[ Equinox Systems: EQNX ]
Scott,
With the opportunity to increase my focus on more individual issues, I took the opportunity to examine Equinox's most recent 10-K, filed on 3/29/99.
These developments are worth noting because they are indicative of future declines in earnings:
1. Sales from fiscal 1997 to 1998 increased 10.4%, while Accounts Receivable jumped 39.2% and Inventory surged 66.6%. Whenever an imbalance occurs among sales, A/R, and Inventory, you should take a closer look because of the greater potential for cash shortages and earnings disappointments.

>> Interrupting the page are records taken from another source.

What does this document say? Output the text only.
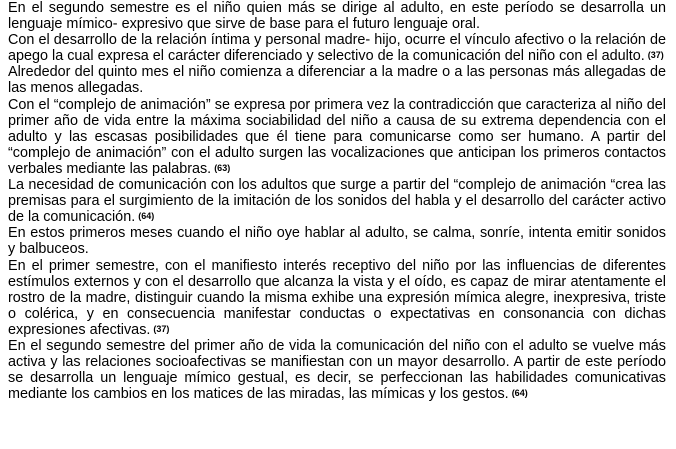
En el segundo semestre es el niño quien más se dirige al adulto, en este período se desarrolla un lenguaje mímico- expresivo que sirve de base para el futuro lenguaje oral.

Con el desarrollo de la relación íntima y personal madre- hijo, ocurre el vínculo afectivo o la relación de apego la cual expresa el carácter diferenciado y selectivo de la comunicación del niño con el adulto. $^{(37)}$

Alrededor del quinto mes el niño comienza a diferenciar a la madre o a las personas más allegadas de las menos allegadas.

Con el “complejo de animación” se expresa por primera vez la contradicción que caracteriza al niño del primer año de vida entre la máxima sociabilidad del niño a causa de su extrema dependencia con el adulto y las escasas posibilidades que él tiene para comunicarse como ser humano. A partir del “complejo de animación” con el adulto surgen las vocalizaciones que anticipan los primeros contactos verbales mediante las palabras. $^{(63)}$

La necesidad de comunicación con los adultos que surge a partir del “complejo de animación “crea las premisas para el surgimiento de la imitación de los sonidos del habla y el desarrollo del carácter activo de la comunicación. $^{(64)}$

En estos primeros meses cuando el niño oye hablar al adulto, se calma, sonríe, intenta emitir sonidos y balbuceos.

En el primer semestre, con el manifiesto interés receptivo del niño por las influencias de diferentes estímulos externos y con el desarrollo que alcanza la vista y el oído, es capaz de mirar atentamente el rostro de la madre, distinguir cuando la misma exhibe una expresión mímica alegre, inexpresiva, triste o colérica, y en consecuencia manifestar conductas o expectativas en consonancia con dichas expresiones afectivas. $^{(37)}$

En el segundo semestre del primer año de vida la comunicación del niño con el adulto se vuelve más activa y las relaciones socioafectivas se manifiestan con un mayor desarrollo. A partir de este período se desarrolla un lenguaje mímico gestual, es decir, se perfeccionan las habilidades comunicativas mediante los cambios en los matices de las miradas, las mímicas y los gestos. $^{(64)}$
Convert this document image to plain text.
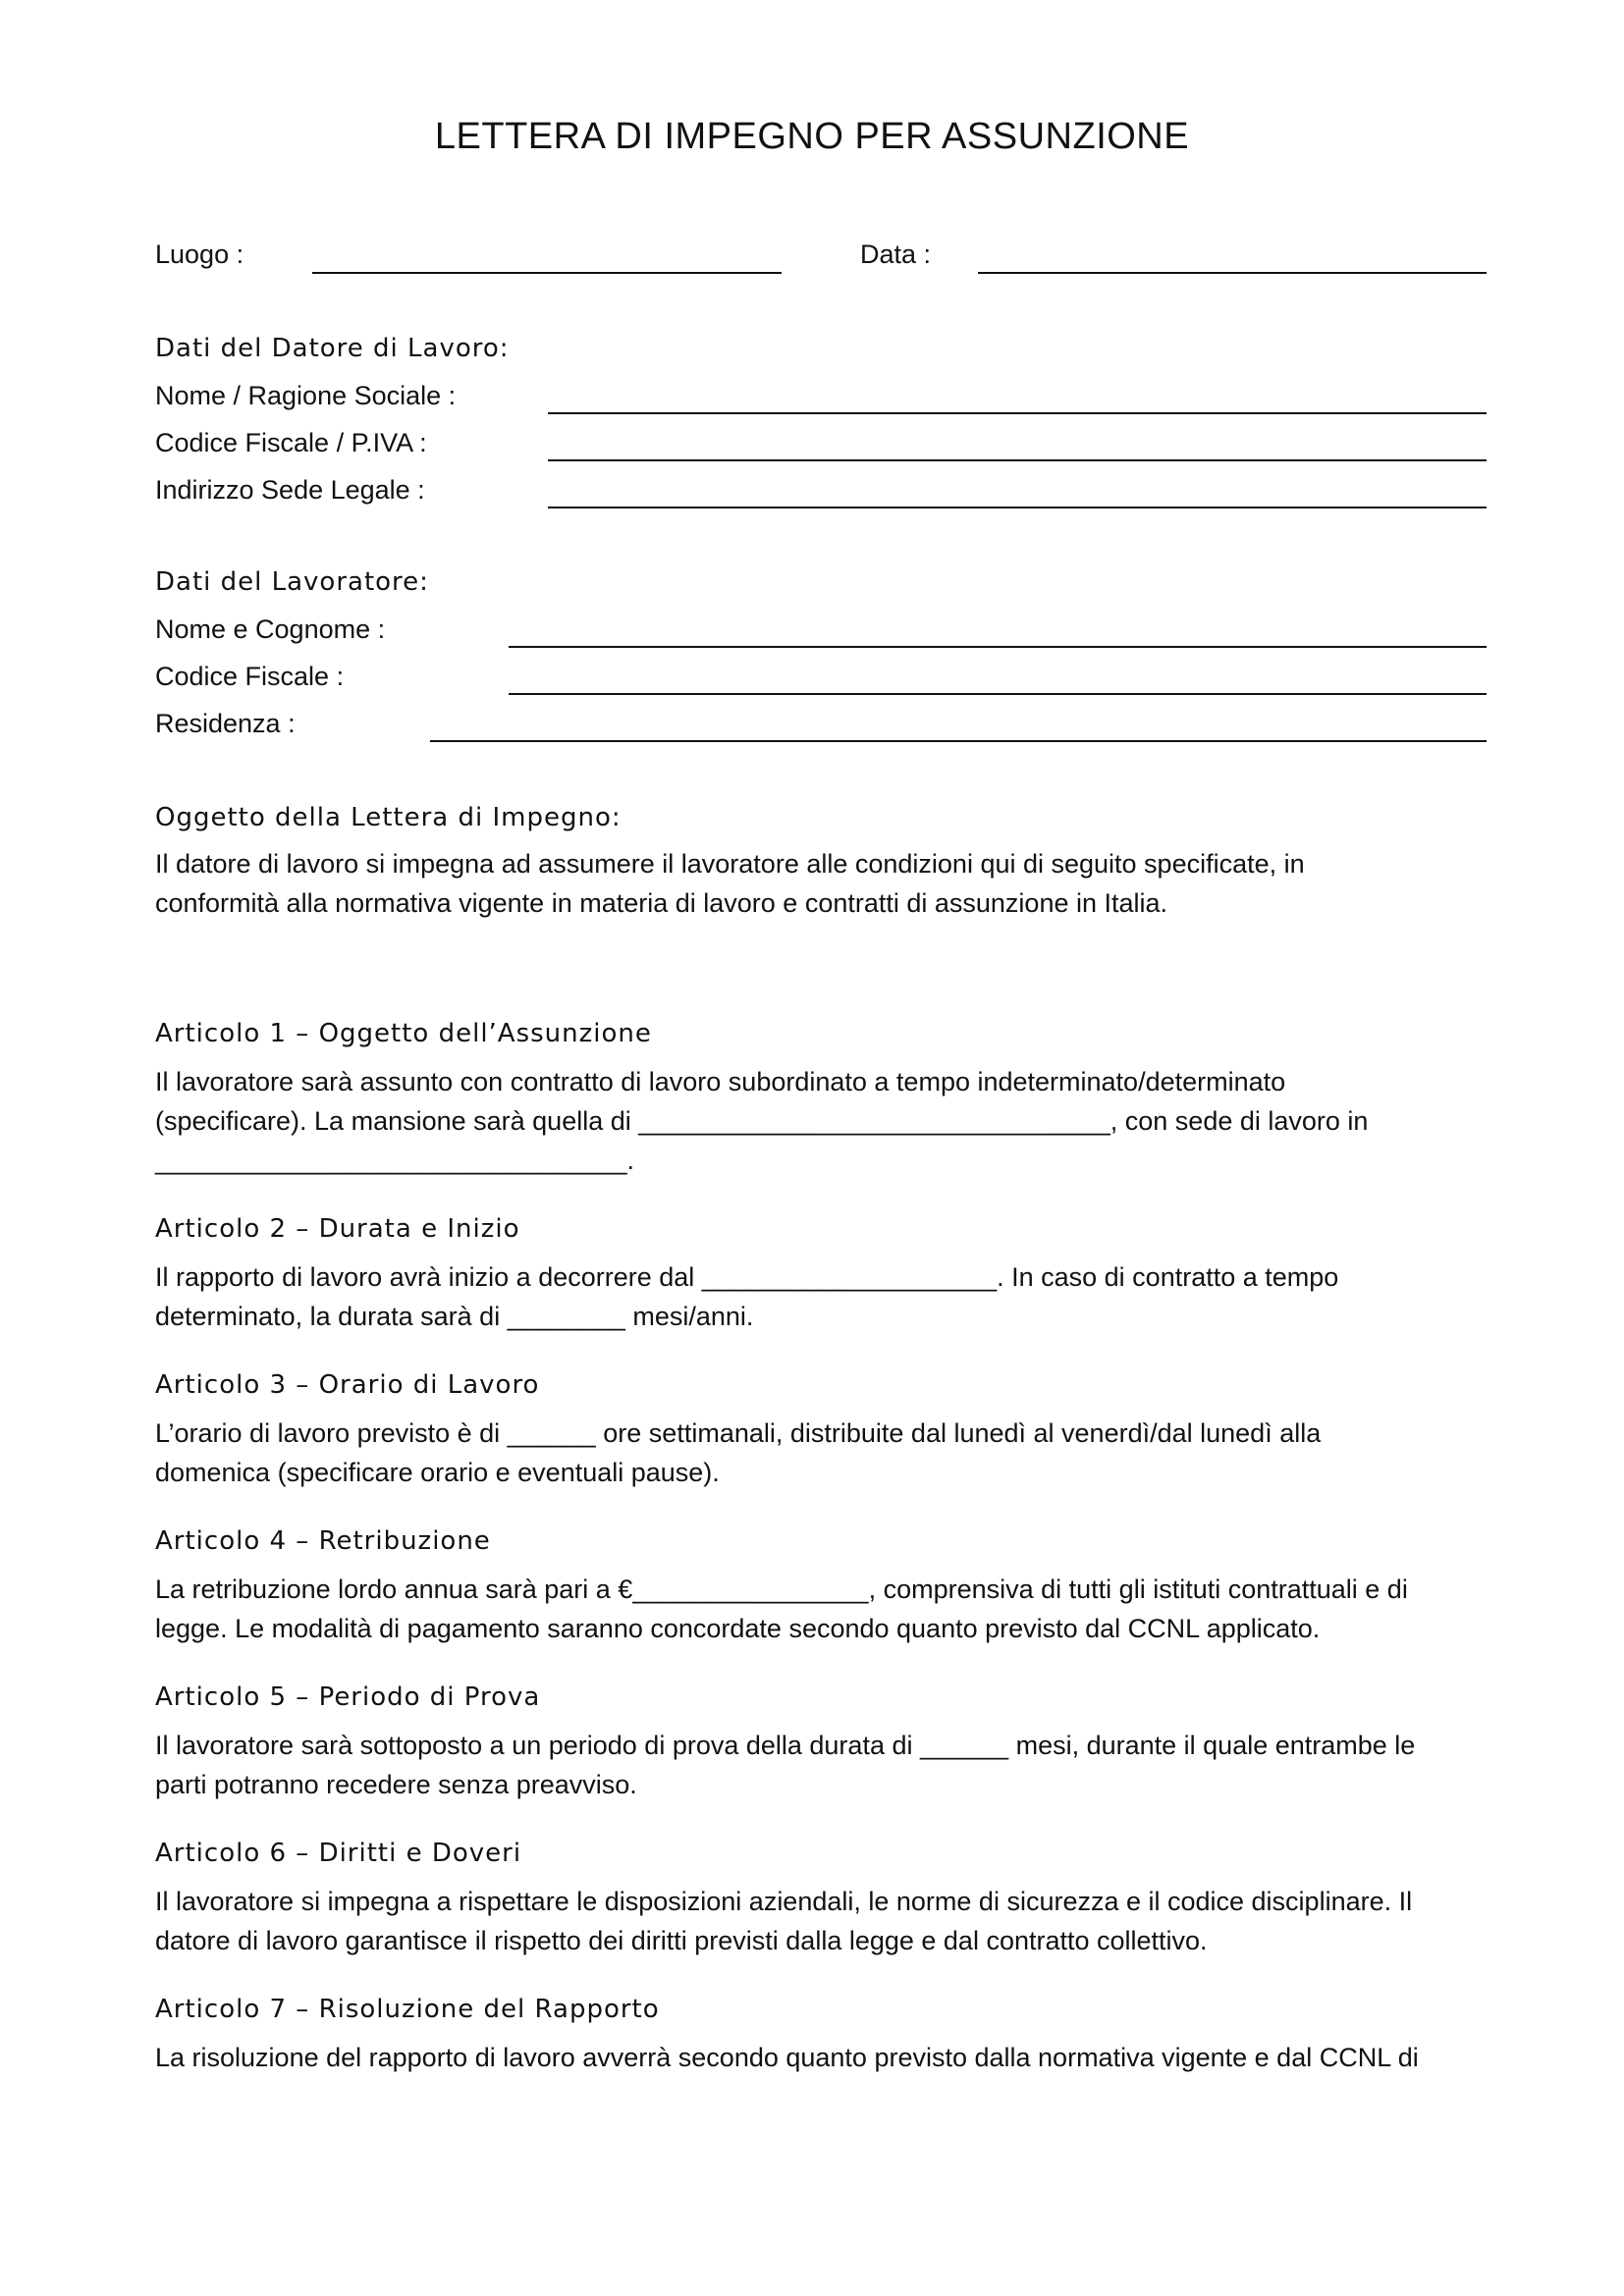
LETTERA DI IMPEGNO PER ASSUNZIONE
Luogo :	Data :
Dati del Datore di Lavoro:
Nome / Ragione Sociale :
Codice Fiscale / P.IVA :
Indirizzo Sede Legale :
Dati del Lavoratore:
Nome e Cognome :
Codice Fiscale :
Residenza :
Oggetto della Lettera di Impegno:
Il datore di lavoro si impegna ad assumere il lavoratore alle condizioni qui di seguito specificate, in
conformità alla normativa vigente in materia di lavoro e contratti di assunzione in Italia.
Articolo 1 – Oggetto dell’Assunzione
Il lavoratore sarà assunto con contratto di lavoro subordinato a tempo indeterminato/determinato
(specificare). La mansione sarà quella di ________________________________, con sede di lavoro in
________________________________.
Articolo 2 – Durata e Inizio
Il rapporto di lavoro avrà inizio a decorrere dal ____________________. In caso di contratto a tempo
determinato, la durata sarà di ________ mesi/anni.
Articolo 3 – Orario di Lavoro
L’orario di lavoro previsto è di ______ ore settimanali, distribuite dal lunedì al venerdì/dal lunedì alla
domenica (specificare orario e eventuali pause).
Articolo 4 – Retribuzione
La retribuzione lordo annua sarà pari a €________________, comprensiva di tutti gli istituti contrattuali e di
legge. Le modalità di pagamento saranno concordate secondo quanto previsto dal CCNL applicato.
Articolo 5 – Periodo di Prova
Il lavoratore sarà sottoposto a un periodo di prova della durata di ______ mesi, durante il quale entrambe le
parti potranno recedere senza preavviso.
Articolo 6 – Diritti e Doveri
Il lavoratore si impegna a rispettare le disposizioni aziendali, le norme di sicurezza e il codice disciplinare. Il
datore di lavoro garantisce il rispetto dei diritti previsti dalla legge e dal contratto collettivo.
Articolo 7 – Risoluzione del Rapporto
La risoluzione del rapporto di lavoro avverrà secondo quanto previsto dalla normativa vigente e dal CCNL di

Increases in A/R (while sales lag considerably) could signal difficulty in collecting one's receivables, and if they get too stale, may cause the company to increase their "Allowance for Uncollectible Accounts," an action that would trigger an added expense against income and cause a shortfall in earnings.
Inventories: they may be bulking up for the Post Office project (if it already isn't underway), but you've got to wonder just how much of that bulk is from the company's regular product line. Does the bulge in inventories reflect obsolete products that will eventually need to be written off against earnings?
Also, it is disconcerting to note that while Net Income rose, Cash Flows from Operations diverged, declining from $6.44 million to $2.07 million. These two items generally should move in the same direction. When they don't, pay closer attention.
Arguably, the quality of Equinox's earnings is now in greater question with the above findings.